Roma, sette condanne per i clan del mare di Ostia

di RORY CAPPELLI

L’VIII sezione collegiale del tribunale di Roma, presieduta dalla giudice Paola Roja, ha riconosciuto la tesi della Procura condannando per associazione mafiosa tutti gli imputati nel processo sull’assegnazione di alcuni chioschi a Ostia, anche se con pene meno pesanti di quelle richieste dalla procura. Condannati, dunque, Aldo Papalini (otto anni e sei mesi di reclusione), ex direttore tecnico e dell’unità operativa ambiente del municipio XIII, Cosimo Appeso, luogotenente della Marina Militare Italiana (cinque anni e cinque mesi), Ferdinando Colloca, Damiano Facioni, amministratore della società Bludream, Matilde Magni, moglie di Appeso (tre anni e quattro mesi), e l’imprenditore Angelo Salzano (otto mesi, con sospensione della pena) e Armando Spada, esponente dell’omonimo clan vicino agli Spada, considerato esponente di spicco a Ostia (cinque anni e otto mesi).

L’indagine – nata da un’inchiesta di Repubblica –  è stata coordinata dai pm Mario Palazzi e Ilaria Calò. I reati contestati, a seconda delle singole posizioni, erano abuso d’ufficio, turbativa d’asta, falso ideologico, concussione e corruzione con l’aggravante del metodo mafioso. Erano state sollecitate per gli imputati condanne che variavano dai 17 anni e sei mesi a un anno e mezzo di reclusione.

Una delle questione al centro del processo è stata quella dell’affidamento, nel 2012, della gestione del chiosco Orsa Maggiore, la cui concessione – dapprincipio assegnata al Cral dell’Ente Poste – con l’intervento di Papalini era stata posta a revoca e decadenza per essere riaffidata – in appena cinque giorni – a un altro operatore, individuato attraverso una procedura a evidenza pubblica a una società evidentemente costituita proprio per la procedura.

Ostia, il litorale nelle mani dalle cosche

Papalini ha agito in concorso con Facioni, Collaca e Magni, questi ultimi in veste di soci formali, e con Appeso e Spada, soci di fatto della stessa srl: proprio per questa vicenda Papalini, Spada e Appeso erano finiti in carcere. Per gli altri indagati erano stati disposti gli arresti domiciliari.

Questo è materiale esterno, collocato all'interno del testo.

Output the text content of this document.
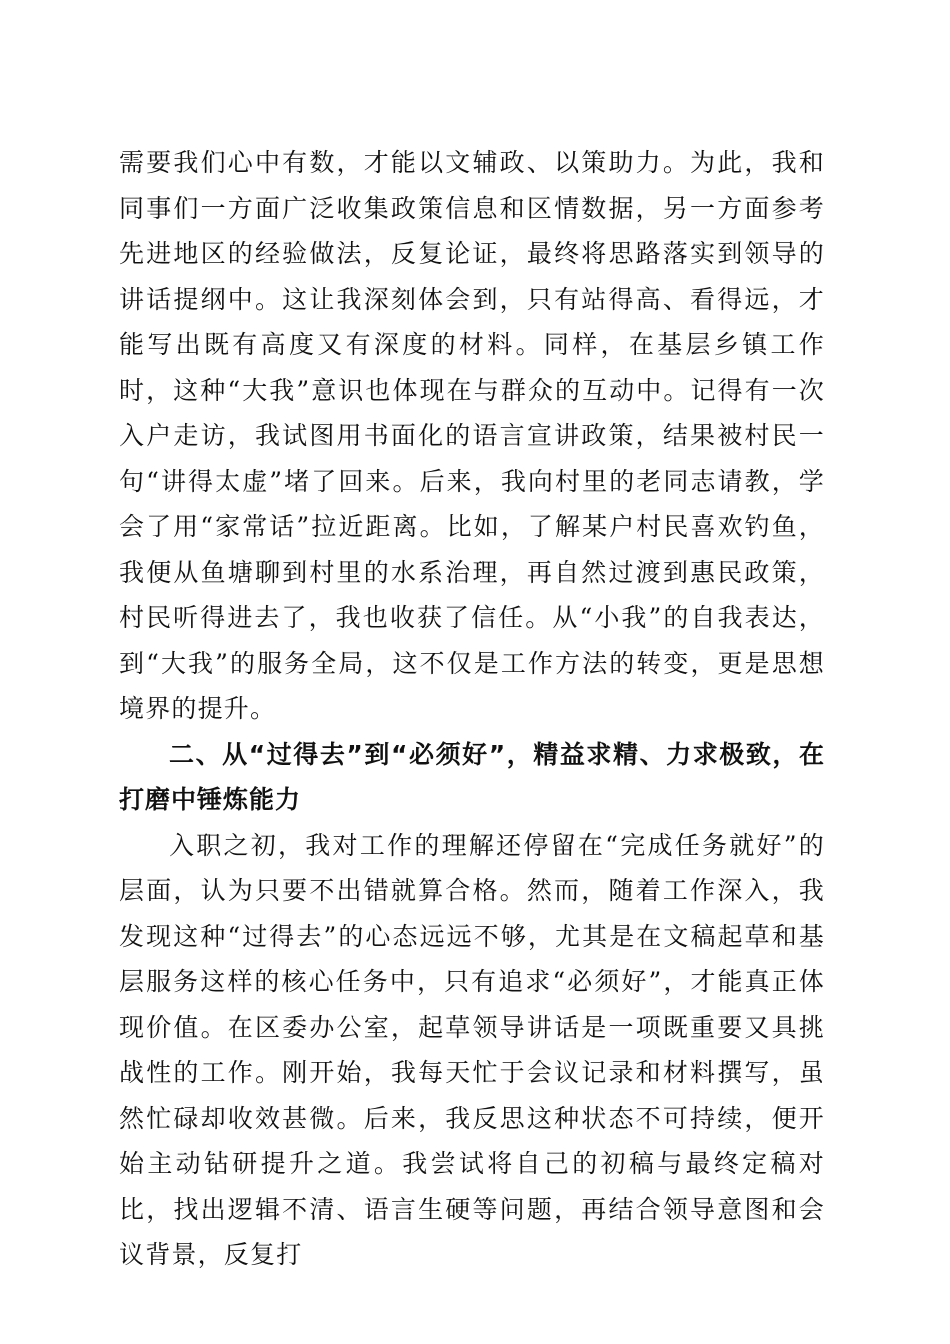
需要我们心中有数，才能以文辅政、以策助力。为此，我和同事们一方面广泛收集政策信息和区情数据，另一方面参考先进地区的经验做法，反复论证，最终将思路落实到领导的讲话提纲中。这让我深刻体会到，只有站得高、看得远，才能写出既有高度又有深度的材料。同样，在基层乡镇工作时，这种“大我”意识也体现在与群众的互动中。记得有一次入户走访，我试图用书面化的语言宣讲政策，结果被村民一句“讲得太虚”堵了回来。后来，我向村里的老同志请教，学会了用“家常话”拉近距离。比如，了解某户村民喜欢钓鱼，我便从鱼塘聊到村里的水系治理，再自然过渡到惠民政策，村民听得进去了，我也收获了信任。从“小我”的自我表达，到“大我”的服务全局，这不仅是工作方法的转变，更是思想境界的提升。

二、从“过得去”到“必须好”，精益求精、力求极致，在打磨中锤炼能力

入职之初，我对工作的理解还停留在“完成任务就好”的层面，认为只要不出错就算合格。然而，随着工作深入，我发现这种“过得去”的心态远远不够，尤其是在文稿起草和基层服务这样的核心任务中，只有追求“必须好”，才能真正体现价值。在区委办公室，起草领导讲话是一项既重要又具挑战性的工作。刚开始，我每天忙于会议记录和材料撰写，虽然忙碌却收效甚微。后来，我反思这种状态不可持续，便开始主动钻研提升之道。我尝试将自己的初稿与最终定稿对比，找出逻辑不清、语言生硬等问题，再结合领导意图和会议背景，反复打
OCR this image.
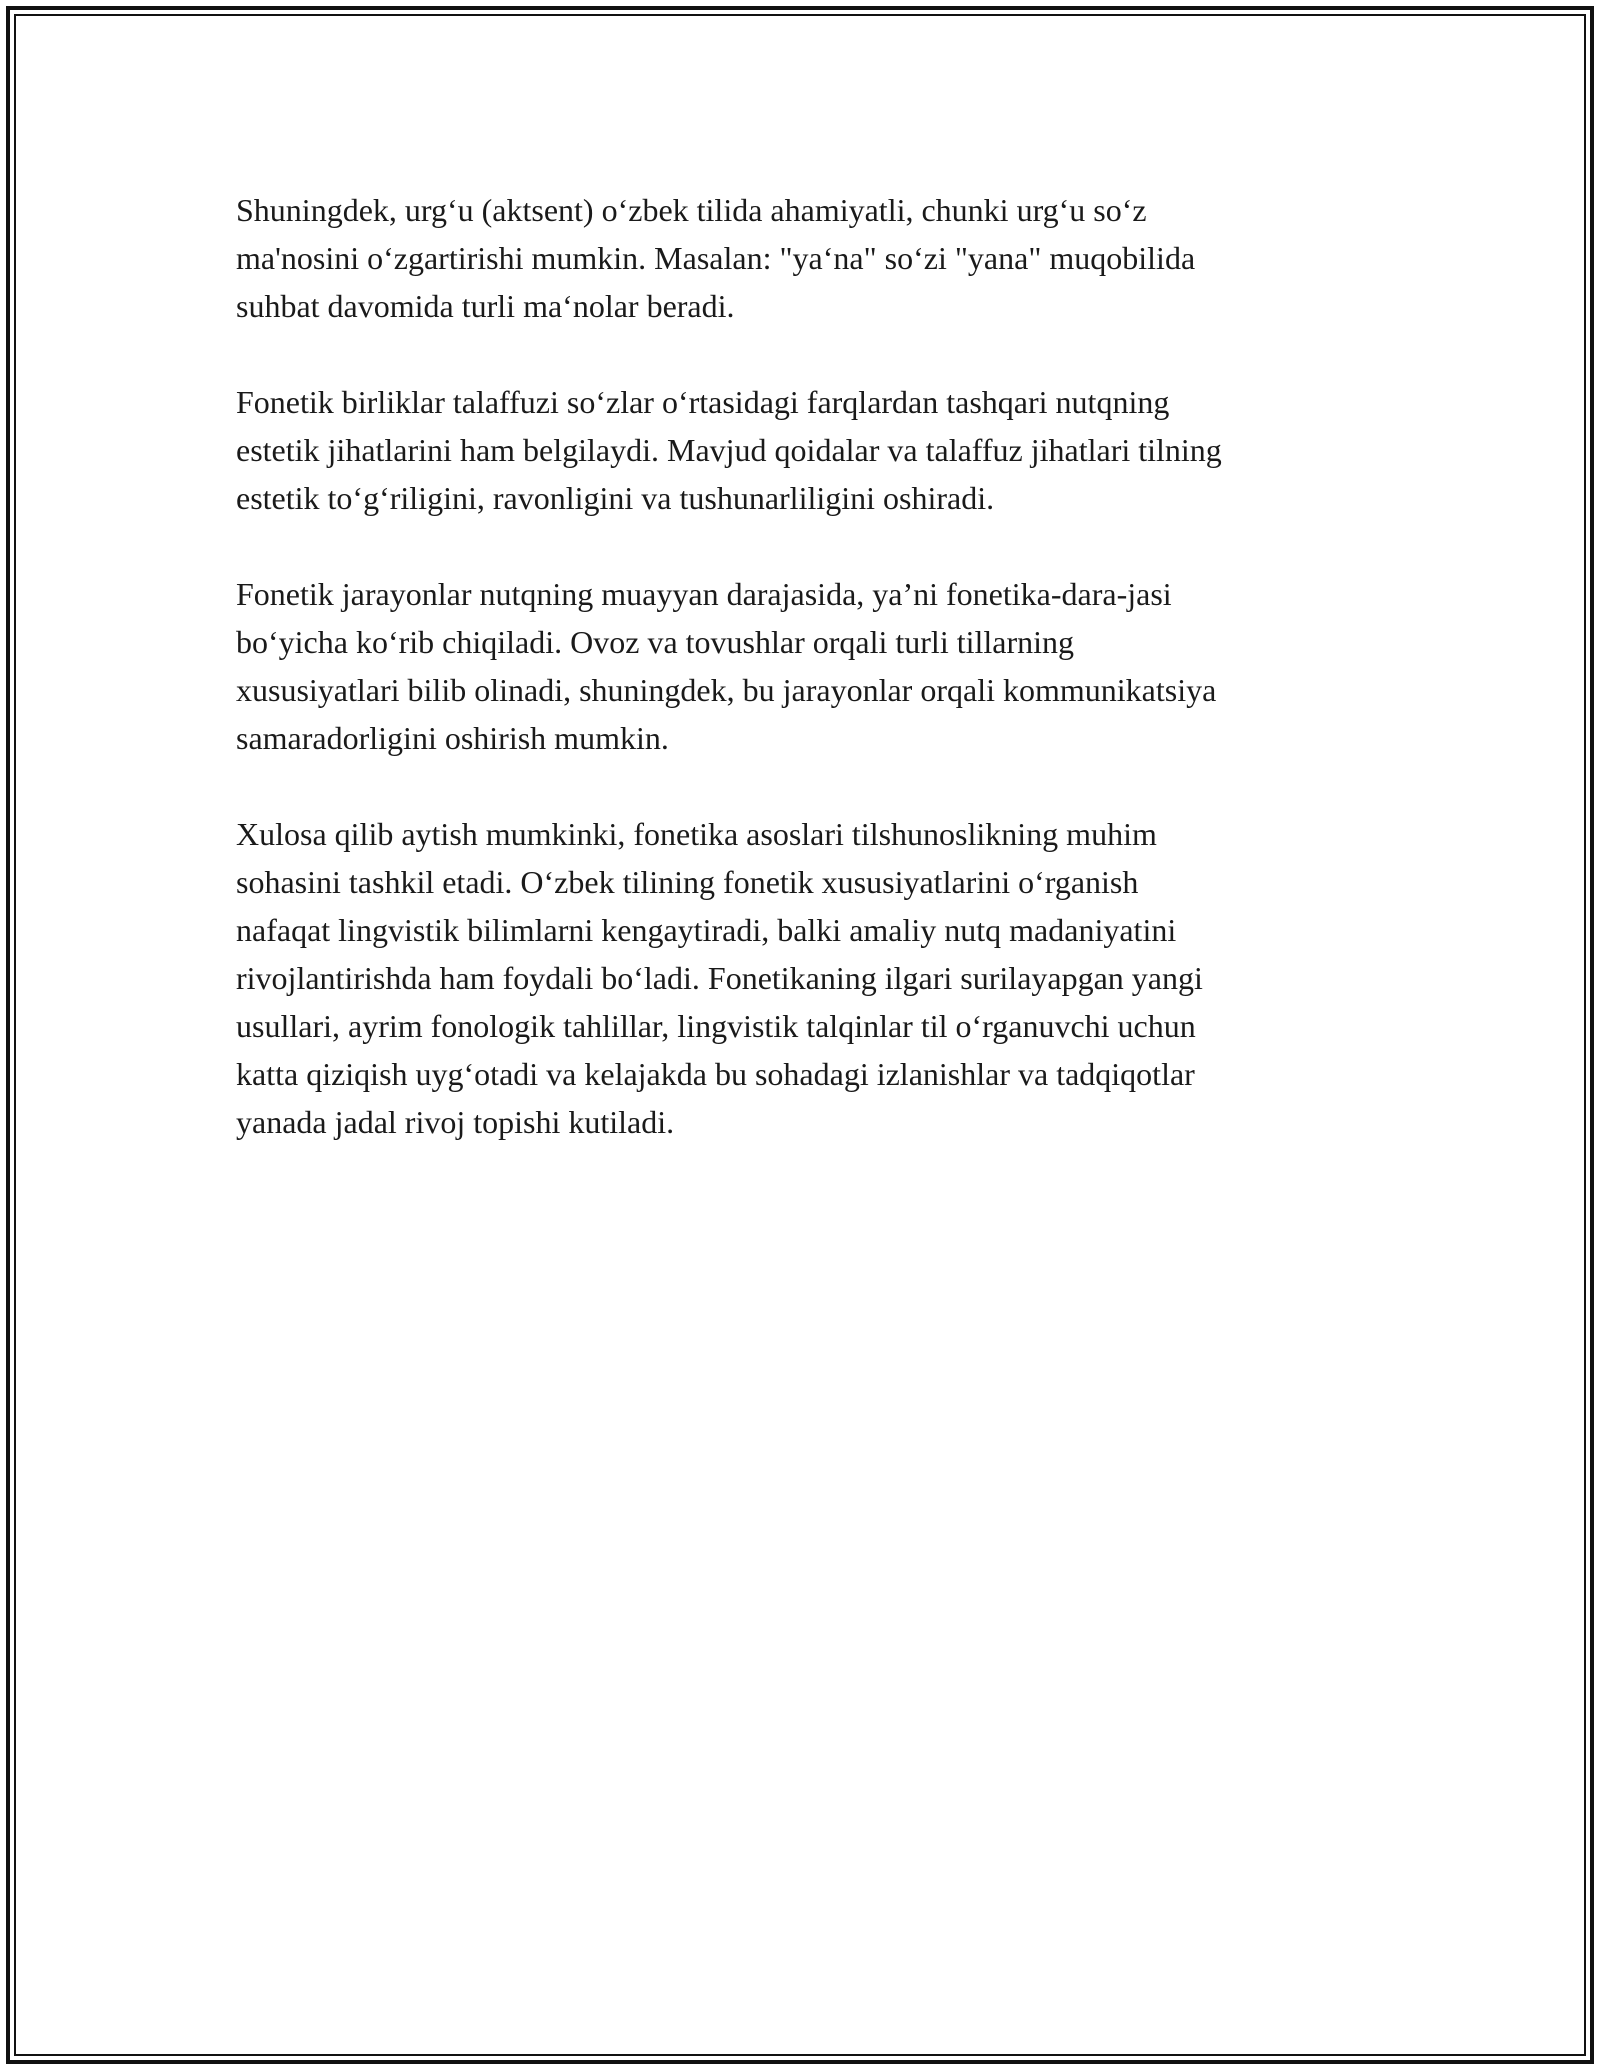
Shuningdek, urg‘u (aktsent) o‘zbek tilida ahamiyatli, chunki urg‘u so‘z
ma'nosini o‘zgartirishi mumkin. Masalan: "ya‘na" so‘zi "yana" muqobilida
suhbat davomida turli ma‘nolar beradi.

Fonetik birliklar talaffuzi so‘zlar o‘rtasidagi farqlardan tashqari nutqning
estetik jihatlarini ham belgilaydi. Mavjud qoidalar va talaffuz jihatlari tilning
estetik to‘g‘riligini, ravonligini va tushunarliligini oshiradi.

Fonetik jarayonlar nutqning muayyan darajasida, ya’ni fonetika-dara-jasi
bo‘yicha ko‘rib chiqiladi. Ovoz va tovushlar orqali turli tillarning
xususiyatlari bilib olinadi, shuningdek, bu jarayonlar orqali kommunikatsiya
samaradorligini oshirish mumkin.

Xulosa qilib aytish mumkinki, fonetika asoslari tilshunoslikning muhim
sohasini tashkil etadi. O‘zbek tilining fonetik xususiyatlarini o‘rganish
nafaqat lingvistik bilimlarni kengaytiradi, balki amaliy nutq madaniyatini
rivojlantirishda ham foydali bo‘ladi. Fonetikaning ilgari surilayapgan yangi
usullari, ayrim fonologik tahlillar, lingvistik talqinlar til o‘rganuvchi uchun
katta qiziqish uyg‘otadi va kelajakda bu sohadagi izlanishlar va tadqiqotlar
yanada jadal rivoj topishi kutiladi.
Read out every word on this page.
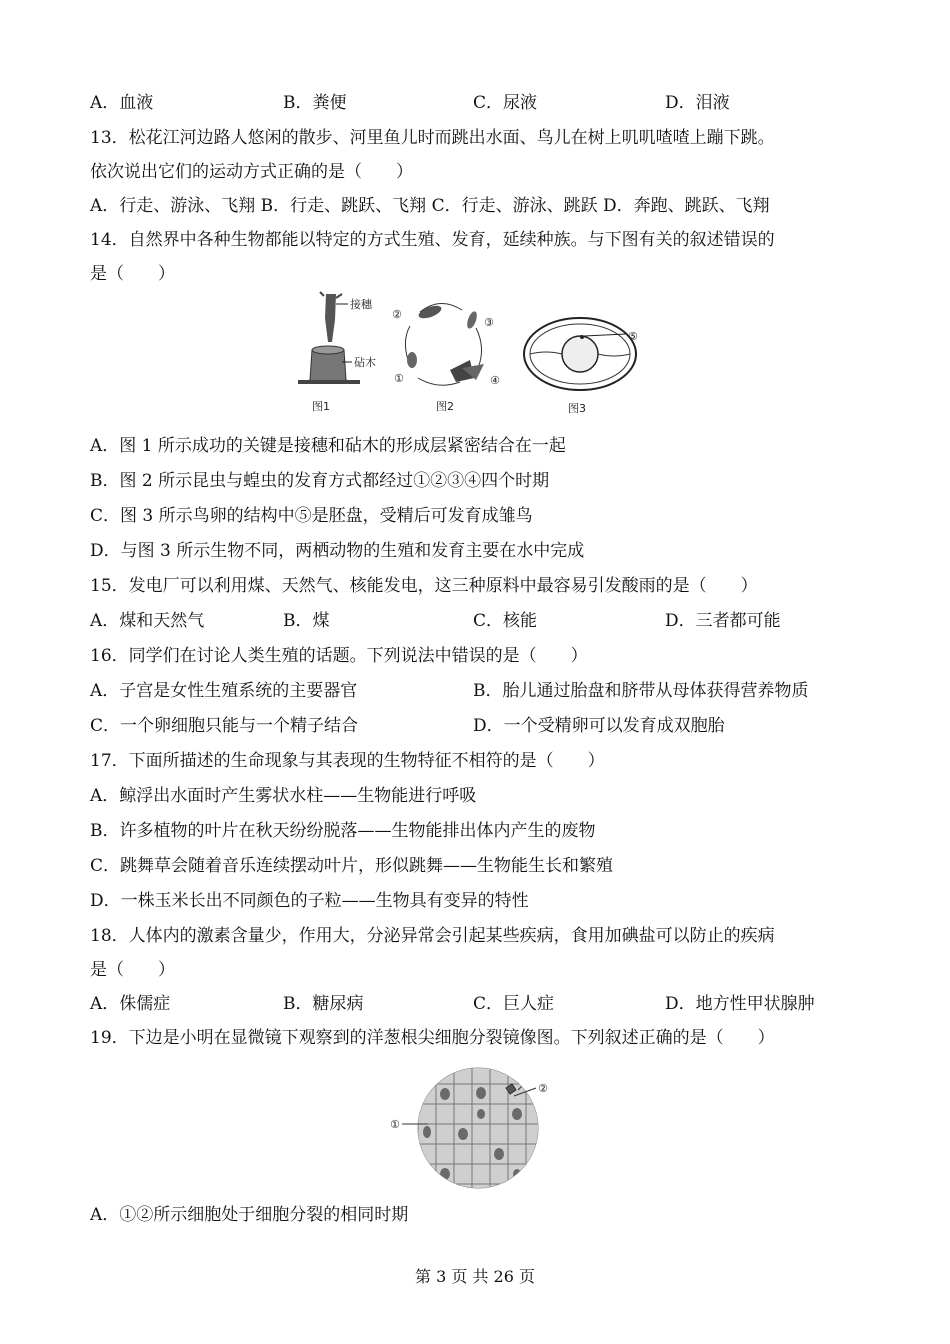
A．血液	B．粪便	C．尿液	D．泪液
13．松花江河边路人悠闲的散步、河里鱼儿时而跳出水面、鸟儿在树上叽叽喳喳上蹦下跳。
依次说出它们的运动方式正确的是（　　）
A．行走、游泳、飞翔 B．行走、跳跃、飞翔 C．行走、游泳、跳跃 D．奔跑、跳跃、飞翔
14．自然界中各种生物都能以特定的方式生殖、发育，延续种族。与下图有关的叙述错误的
是（　　）
接穗
砧木
图1
②
③
④
①
图2
⑤
图3
A．图 1 所示成功的关键是接穗和砧木的形成层紧密结合在一起
B．图 2 所示昆虫与蝗虫的发育方式都经过①②③④四个时期
C．图 3 所示鸟卵的结构中⑤是胚盘，受精后可发育成雏鸟
D．与图 3 所示生物不同，两栖动物的生殖和发育主要在水中完成
15．发电厂可以利用煤、天然气、核能发电，这三种原料中最容易引发酸雨的是（　　）
A．煤和天然气	B．煤	C．核能	D．三者都可能
16．同学们在讨论人类生殖的话题。下列说法中错误的是（　　）
A．子宫是女性生殖系统的主要器官	B．胎儿通过胎盘和脐带从母体获得营养物质
C．一个卵细胞只能与一个精子结合	D．一个受精卵可以发育成双胞胎
17．下面所描述的生命现象与其表现的生物特征不相符的是（　　）
A．鲸浮出水面时产生雾状水柱——生物能进行呼吸
B．许多植物的叶片在秋天纷纷脱落——生物能排出体内产生的废物
C．跳舞草会随着音乐连续摆动叶片，形似跳舞——生物能生长和繁殖
D．一株玉米长出不同颜色的子粒——生物具有变异的特性
18．人体内的激素含量少，作用大，分泌异常会引起某些疾病，食用加碘盐可以防止的疾病
是（　　）
A．侏儒症	B．糖尿病	C．巨人症	D．地方性甲状腺肿
19．下边是小明在显微镜下观察到的洋葱根尖细胞分裂镜像图。下列叙述正确的是（　　）
①
②
A．①②所示细胞处于细胞分裂的相同时期
第 3 页 共 26 页
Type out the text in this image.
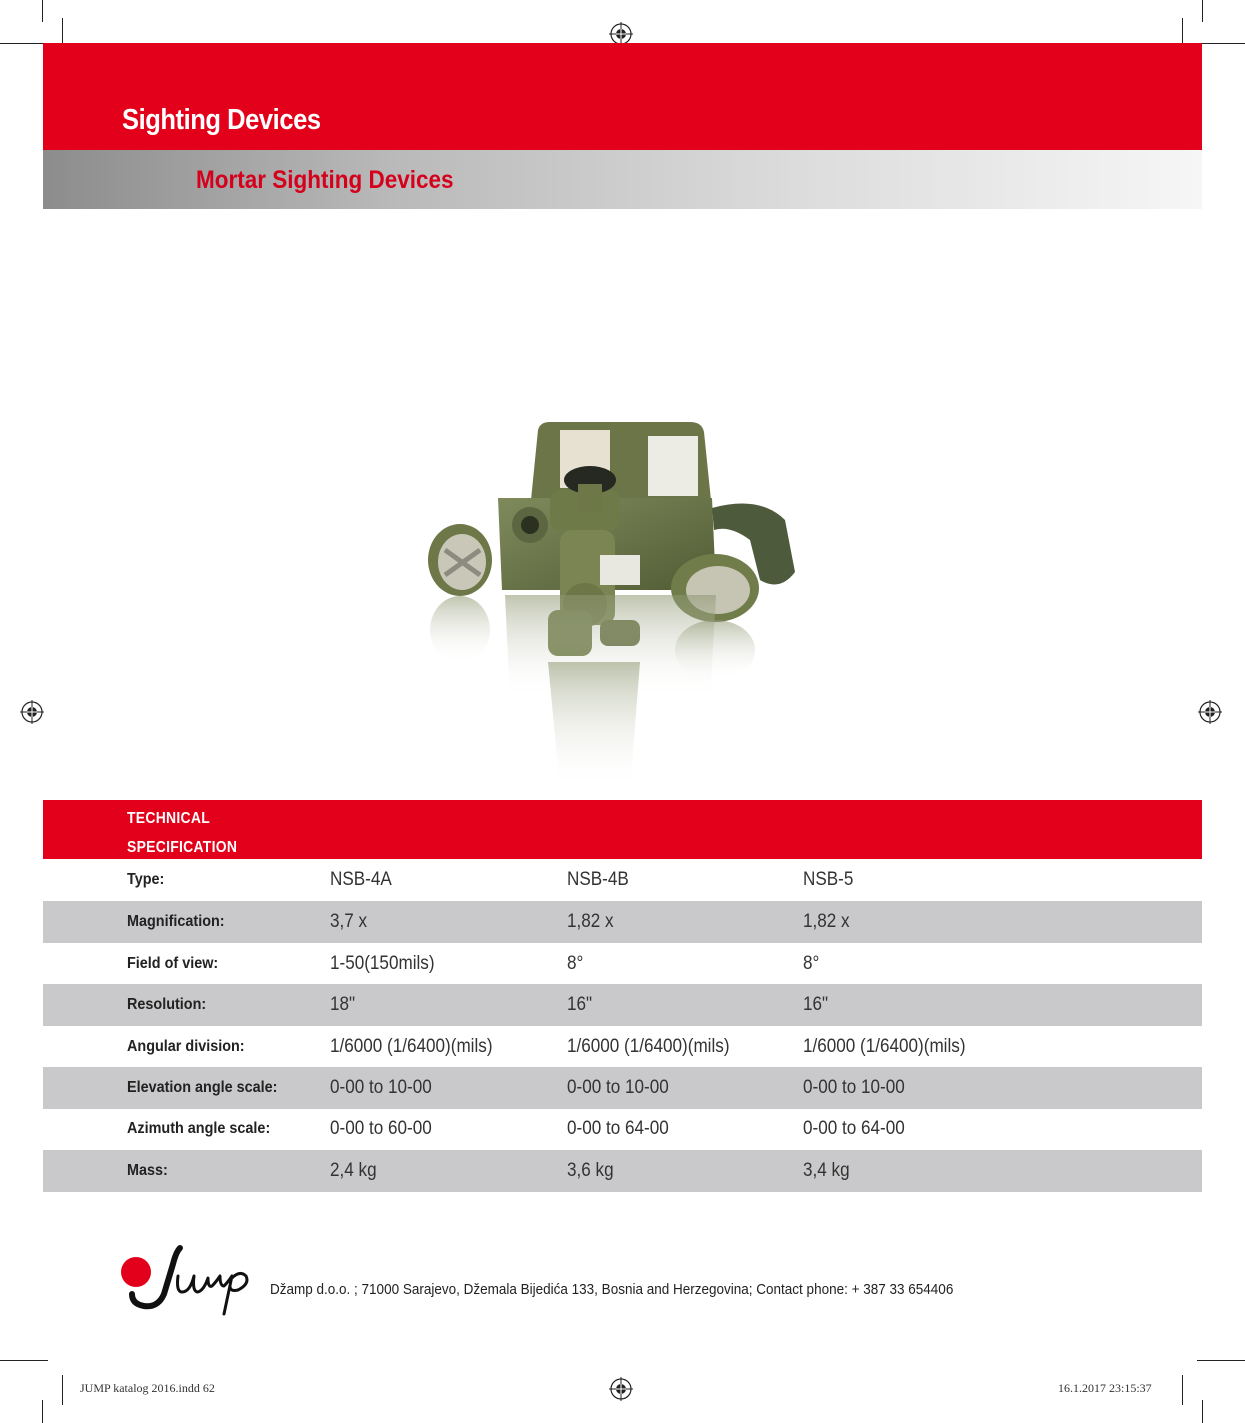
Sighting Devices
Mortar Sighting Devices
TECHNICAL
SPECIFICATION
Type:	NSB-4A	NSB-4B	NSB-5
Magnification:	3,7 x	1,82 x	1,82 x
Field of view:	1-50(150mils)	8°	8°
Resolution:	18"	16"	16"
Angular division:	1/6000 (1/6400)(mils)	1/6000 (1/6400)(mils)	1/6000 (1/6400)(mils)
Elevation angle scale:	0-00 to 10-00	0-00 to 10-00	0-00 to 10-00
Azimuth angle scale:	0-00 to 60-00	0-00 to 64-00	0-00 to 64-00
Mass:	2,4 kg	3,6 kg	3,4 kg
Džamp d.o.o. ; 71000 Sarajevo, Džemala Bijedića 133, Bosnia and Herzegovina; Contact phone: + 387 33 654406
JUMP katalog 2016.indd 62	16.1.2017 23:15:37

“Le azioni di questi clan creano un forte pregiudizio per il sistema economico locale” hanno detto i legali della regione Lazio e del comune di Roma. “Determinando uno stato di incertezza, insicurezza e di scetticismo nei cittadini di fronte all’agire della pubblica amministrazione”.

I giudici hanno disposto il pagamento di una provvisionale nei confronti del comune di Roma, della regione Lazio e dell’associazione antimafia Caponnetto.

“La condanna in primo grado per concussione con il riconoscimento dell’aggravante mafiosa inflitta a coloro che avevano minacciato la collega Federica Angeli di Repubblica è la conferma del rigore e della serietà con cui Federica aveva condotto l’inchiesta denunciando presunte pratiche illecite in atto nel municipio di Ostia”. Lo affermano, in una nota, il segretario generale e il presidente della Fnsi, Raffaele Lorusso e Giuseppe Giulietti.
La Federazione nazionale della stampa italiana, che ha già deliberato la costituzione di parte civile nel processo a carico dei presunti autori delle minacce, rinnova a Federica Angeli, costretta a vivere sotto scorta, “la propria solidarietà con buona pace di quanti l’hanno aggredita e sbeffeggiata per le proprie inchieste e per il riconoscimento ricevuto dal presidente della Repubblica, Sergio Mattarella”.